Cheater pipes (sometimes called “breaker bars”) have been keeping the U.S. Merchant fleet (or what’s left of it) as well as the U.S. Navy going for years. The technology, as stated above, is so uncomplicated it’s both baffling and amazing at the same time. To employ it, you simply procure, cut or otherwise customize an old piece of pipe—galvanized works particularly well—that is, let’s say (for a comparatively small job like removing an old, recreational-boat windlass), 3 feet long and possesses an inside diameter that allows you to slide it over the handle of a ratchet-type wrench, a pipe wrench, an adjustable wrench (although for tough jobs adjustable wrenches are bad about rounding off the flats on nuts) or some other kind of bolt-twisting device you happen to have on hand.
The point, of course, is to add leverage to your chore—lots of it.

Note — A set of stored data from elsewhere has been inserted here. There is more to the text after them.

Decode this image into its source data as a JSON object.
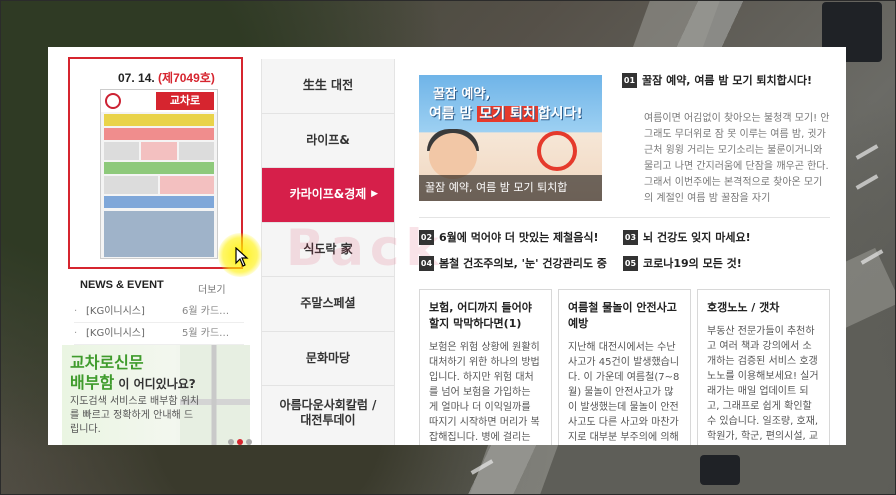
{
  "newspaper": {
    "date": "07. 14.",
    "issue": "(제7049호)",
    "logo_text": "교차로"
  },
  "news": {
    "heading": "NEWS & EVENT",
    "more": "더보기",
    "items": [
      {
        "title": "[KG이니시스]",
        "date": "6월 카드…"
      },
      {
        "title": "[KG이니시스]",
        "date": "5월 카드…"
      }
    ]
  },
  "map_banner": {
    "line1": "교차로신문",
    "line2": "배부함",
    "line2_suffix": " 이 어디있나요?",
    "desc": "지도검색 서비스로 배부함 위치를 빠르고 정확하게 안내해 드립니다."
  },
  "menu": [
    {
      "label": "生生 대전",
      "active": false
    },
    {
      "label": "라이프&",
      "active": false
    },
    {
      "label": "카라이프&경제",
      "active": true
    },
    {
      "label": "식도락 家",
      "active": false
    },
    {
      "label": "주말스페셜",
      "active": false
    },
    {
      "label": "문화마당",
      "active": false
    },
    {
      "label": "아름다운사회칼럼 / 대전투데이",
      "active": false
    }
  ],
  "menu_arrow": "▶",
  "feature": {
    "img_line1": "꿀잠 예약,",
    "img_line2a": "여름 밤 ",
    "img_line2b": "모기 퇴치",
    "img_line2c": "합시다!",
    "caption": "꿀잠 예약, 여름 밤 모기 퇴치합",
    "num": "01",
    "title": "꿀잠 예약, 여름 밤 모기 퇴치합시다!",
    "body": "여름이면 어김없이 찾아오는 불청객 모기! 안 그래도 무더위로 잠 못 이루는 여름 밤, 귓가 근처 윙윙 거리는 모기소리는 불룬이거니와 물리고 나면 간지러움에 단잠을 깨우곤 한다. 그래서 이번주에는 본격적으로 찾아온 모기의 계절인 여름 밤 꿀잠을 자기"
  },
  "mid_items": [
    {
      "num": "02",
      "title": "6월에 먹어야 더 맛있는 제철음식!"
    },
    {
      "num": "03",
      "title": "뇌 건강도 잊지 마세요!"
    },
    {
      "num": "04",
      "title": "봄철 건조주의보, '눈' 건강관리도 중"
    },
    {
      "num": "05",
      "title": "코로나19의 모든 것!"
    }
  ],
  "cards": [
    {
      "title": "보험, 어디까지 들어야할지 막막하다면(1)",
      "body": "보험은 위험 상황에 원활히 대처하기 위한 하나의 방법입니다. 하지만 위험 대처를 넘어 보험을 가입하는 게 얼마나 더 이익일까를 따지기 시작하면 머리가 복잡해집니다. 병에 걸리는"
    },
    {
      "title": "여름철 물놀이 안전사고 예방",
      "body": "지난해 대전시에서는 수난사고가 45건이 발생했습니다. 이 가운데 여름철(7~8월) 물놀이 안전사고가 많이 발생했는데 물놀이 안전사고도 다른 사고와 마찬가지로 대부분 부주의에 의해"
    },
    {
      "title": "호갱노노 / 갯차",
      "body": "부동산 전문가들이 추천하고 여러 책과 강의에서 소개하는 검증된 서비스 호갱노노를 이용해보세요! 실거래가는 매일 업데이트 되고, 그래프로 쉽게 확인할 수 있습니다. 일조량, 호재, 학원가, 학군, 편의시설, 교"
    }
  ],
  "watermark": "Back",
  "colors": {
    "accent": "#d61f4a",
    "issue_red": "#d6252f",
    "banner_green": "#3f9b2c"
  }
}
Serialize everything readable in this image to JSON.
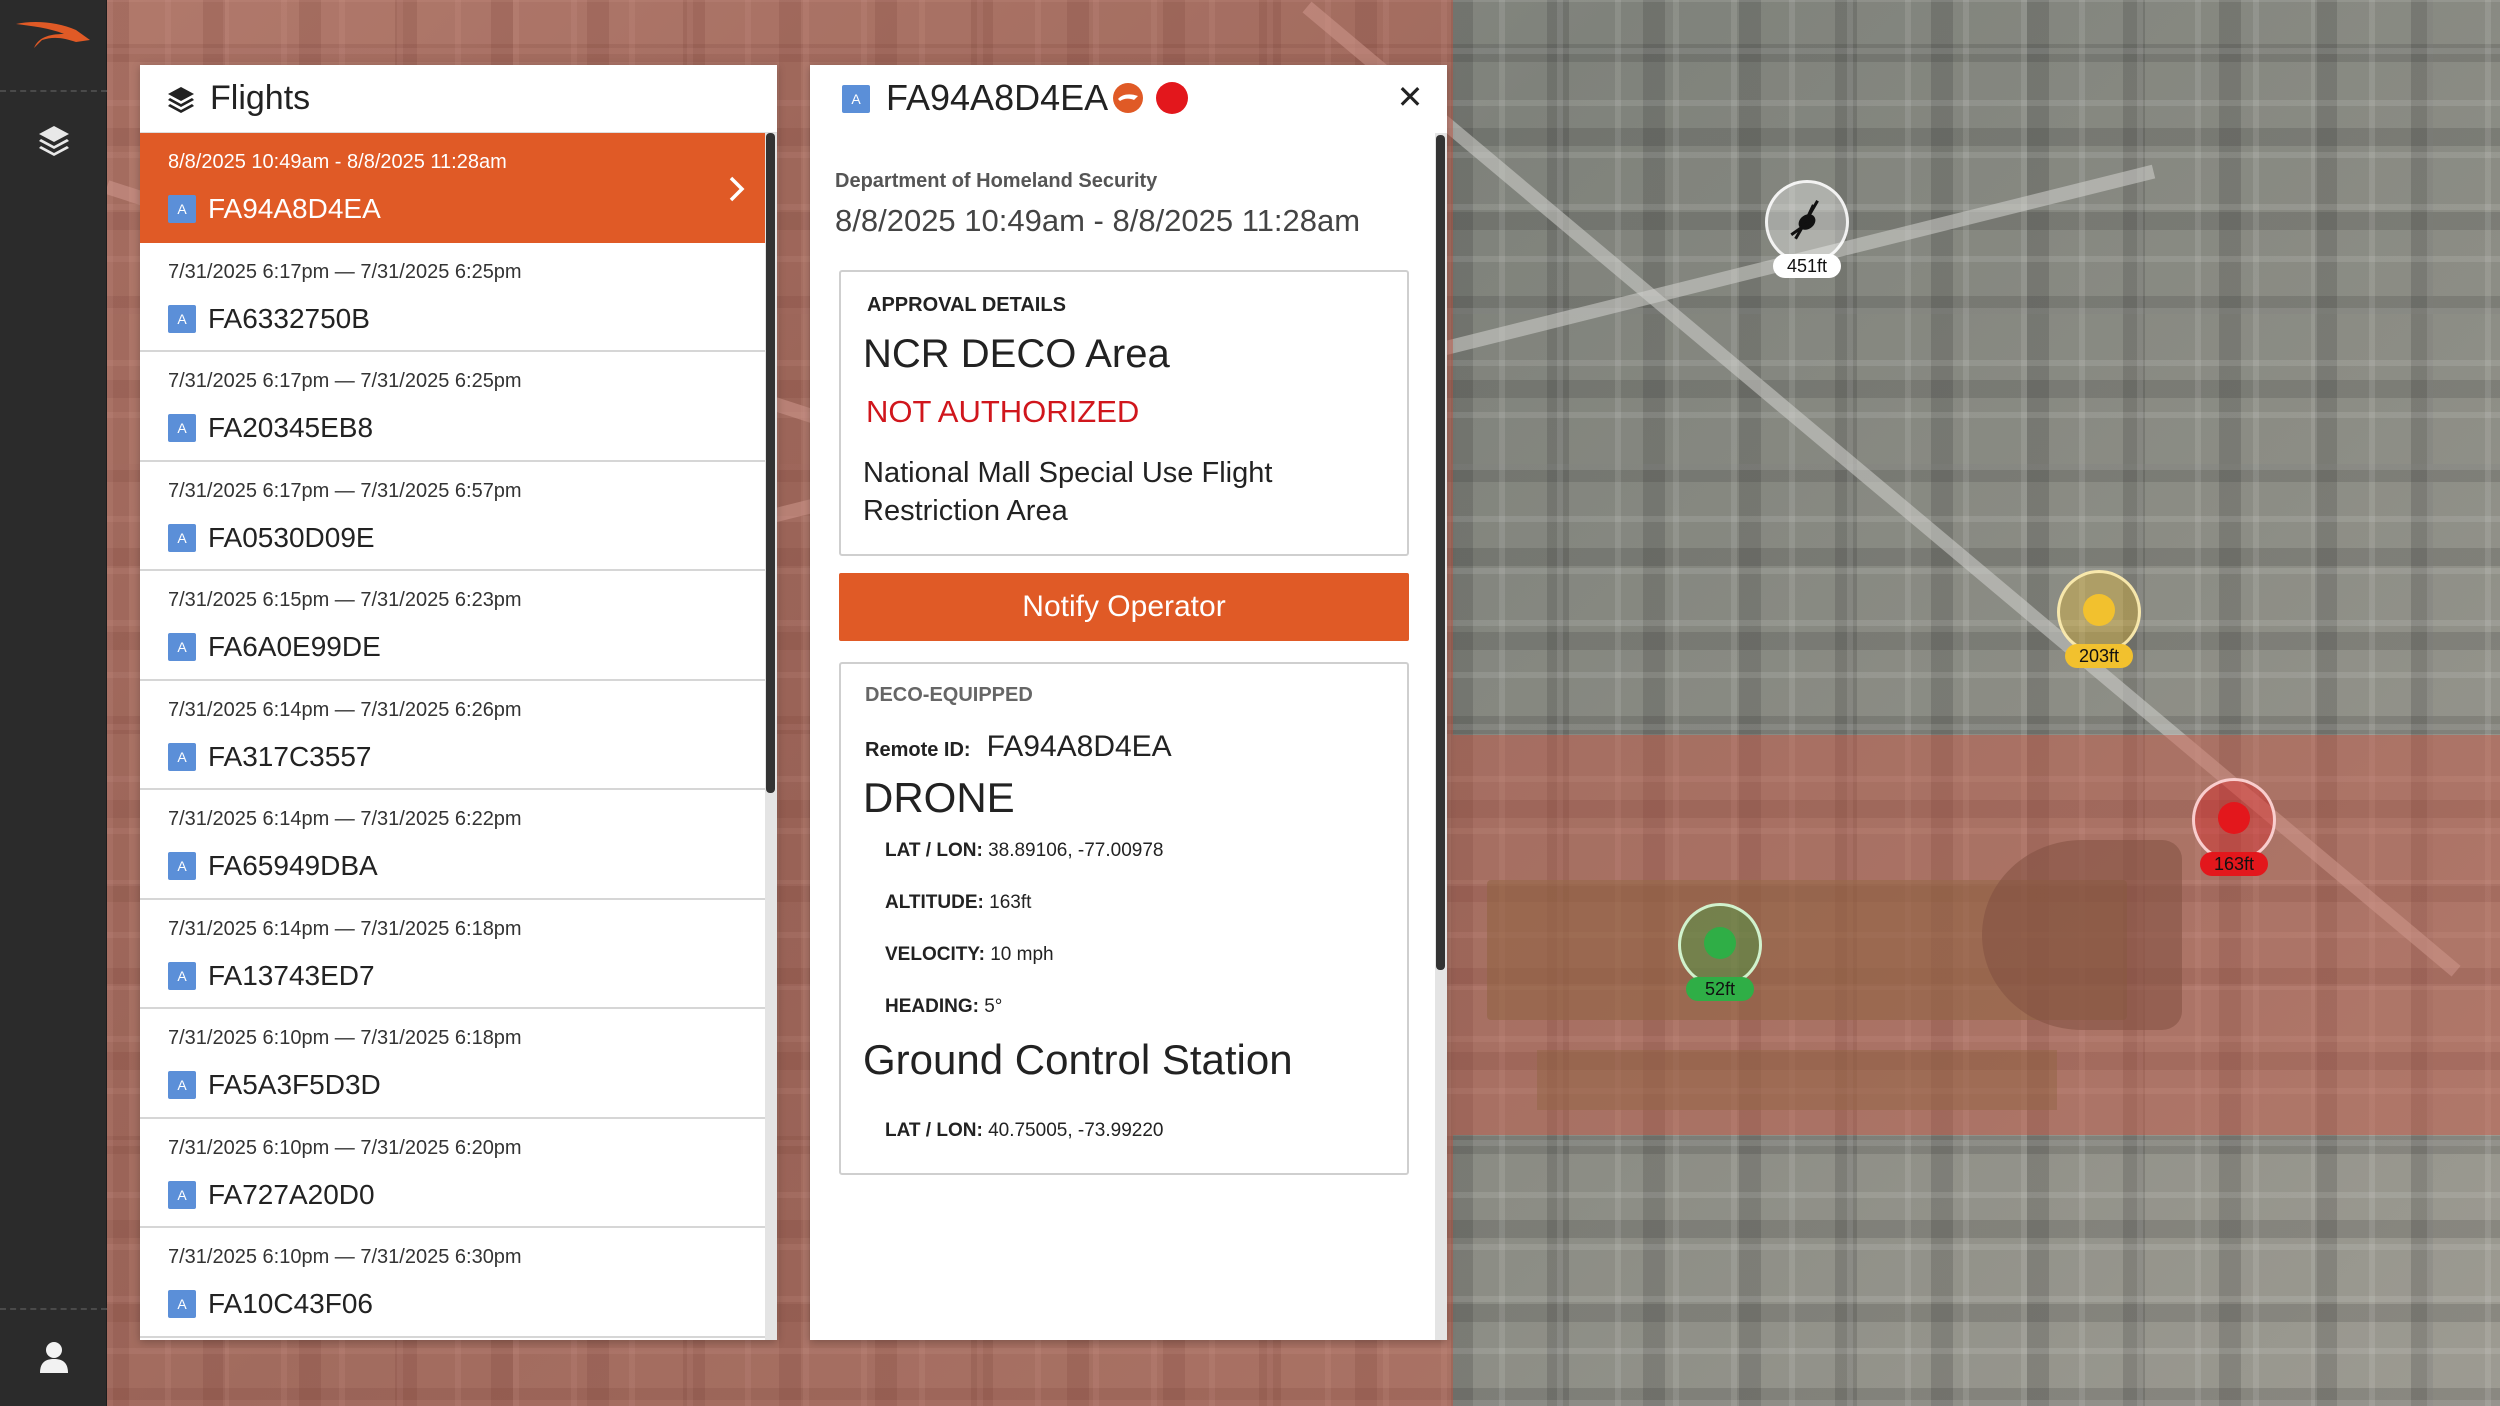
{
  "colors": {
    "accent": "#e05a26",
    "badge_blue": "#5b8fd8",
    "alert_red": "#d0161c",
    "marker_red": "#e3171c",
    "marker_yellow": "#f2c12e",
    "marker_green": "#2fae46"
  },
  "flights_panel": {
    "title": "Flights",
    "items": [
      {
        "time": "8/8/2025 10:49am - 8/8/2025 11:28am",
        "badge": "A",
        "id": "FA94A8D4EA",
        "selected": true
      },
      {
        "time": "7/31/2025 6:17pm — 7/31/2025 6:25pm",
        "badge": "A",
        "id": "FA6332750B"
      },
      {
        "time": "7/31/2025 6:17pm — 7/31/2025 6:25pm",
        "badge": "A",
        "id": "FA20345EB8"
      },
      {
        "time": "7/31/2025 6:17pm — 7/31/2025 6:57pm",
        "badge": "A",
        "id": "FA0530D09E"
      },
      {
        "time": "7/31/2025 6:15pm — 7/31/2025 6:23pm",
        "badge": "A",
        "id": "FA6A0E99DE"
      },
      {
        "time": "7/31/2025 6:14pm — 7/31/2025 6:26pm",
        "badge": "A",
        "id": "FA317C3557"
      },
      {
        "time": "7/31/2025 6:14pm — 7/31/2025 6:22pm",
        "badge": "A",
        "id": "FA65949DBA"
      },
      {
        "time": "7/31/2025 6:14pm — 7/31/2025 6:18pm",
        "badge": "A",
        "id": "FA13743ED7"
      },
      {
        "time": "7/31/2025 6:10pm — 7/31/2025 6:18pm",
        "badge": "A",
        "id": "FA5A3F5D3D"
      },
      {
        "time": "7/31/2025 6:10pm — 7/31/2025 6:20pm",
        "badge": "A",
        "id": "FA727A20D0"
      },
      {
        "time": "7/31/2025 6:10pm — 7/31/2025 6:30pm",
        "badge": "A",
        "id": "FA10C43F06"
      }
    ]
  },
  "detail": {
    "badge": "A",
    "remote_id": "FA94A8D4EA",
    "close_glyph": "✕",
    "organization": "Department of Homeland Security",
    "time_range": "8/8/2025 10:49am - 8/8/2025 11:28am",
    "approval": {
      "label": "APPROVAL DETAILS",
      "area": "NCR DECO Area",
      "status": "NOT AUTHORIZED",
      "description": "National Mall Special Use Flight Restriction Area"
    },
    "notify_button": "Notify Operator",
    "deco": {
      "label": "DECO-EQUIPPED",
      "remote_id_label": "Remote ID:",
      "remote_id_value": "FA94A8D4EA",
      "drone_heading": "DRONE",
      "drone_latlon_label": "LAT / LON:",
      "drone_latlon_value": "38.89106, -77.00978",
      "altitude_label": "ALTITUDE:",
      "altitude_value": "163ft",
      "velocity_label": "VELOCITY:",
      "velocity_value": "10 mph",
      "heading_label": "HEADING:",
      "heading_value": "5°",
      "gcs_heading": "Ground Control Station",
      "gcs_latlon_label": "LAT / LON:",
      "gcs_latlon_value": "40.75005, -73.99220"
    }
  },
  "map_markers": [
    {
      "kind": "helicopter-icon",
      "altitude": "451ft",
      "color": "#ffffff"
    },
    {
      "kind": "drone-icon",
      "altitude": "203ft",
      "color": "#f2c12e"
    },
    {
      "kind": "drone-icon",
      "altitude": "163ft",
      "color": "#e3171c"
    },
    {
      "kind": "drone-icon",
      "altitude": "52ft",
      "color": "#2fae46"
    }
  ]
}
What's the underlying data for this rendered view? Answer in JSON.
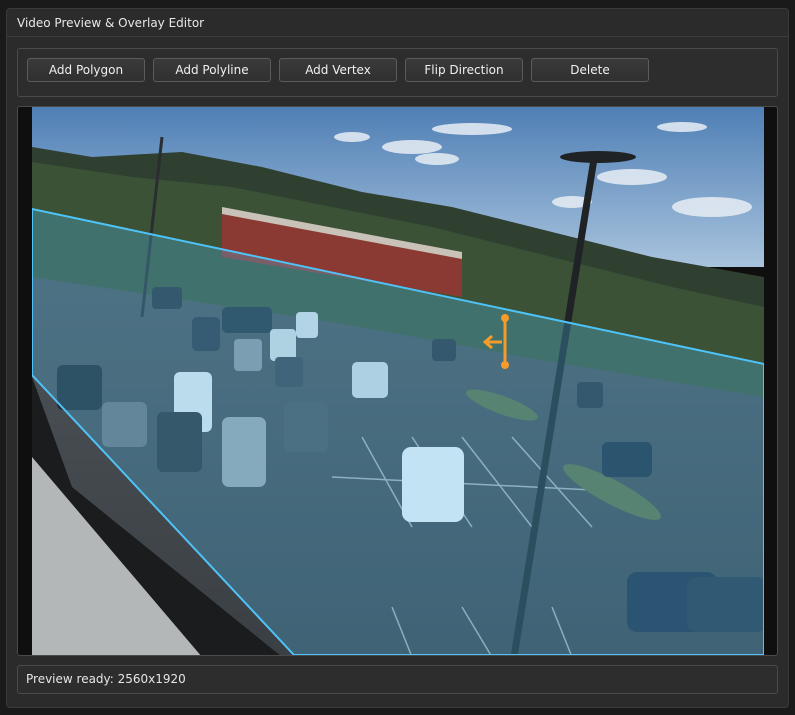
{
  "window": {
    "title": "Video Preview & Overlay Editor"
  },
  "toolbar": {
    "add_polygon": "Add Polygon",
    "add_polyline": "Add Polyline",
    "add_vertex": "Add Vertex",
    "flip_direction": "Flip Direction",
    "delete": "Delete"
  },
  "preview": {
    "content": "parking-lot-camera-frame",
    "overlay_color": "#4fc3f7",
    "polyline_color": "#f39c2b"
  },
  "status": {
    "text": "Preview ready: 2560x1920"
  }
}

But just remember—once you’ve tacked on a couple of feet to the wrench you are pulling on or pushing against, be careful. Apply pressure steadily, but slowly, slowly, slowly.
Leaning heavily and peremptorily on the business end of what has effectively become a wrench with a 4-or-5-foot handle can be dangerous, both to you and your project. Moreover, 10 chances to one, just a little pressure at the end of your new cheater pipe will break that exasperatingly recalcitrant nut free.
And one more thing. Don’t throw your newly created tool away. The little jewel will stow easily in your engine room or lazarette. And it’s surprising how often a cheater pipe can come in right handy onboard a boat.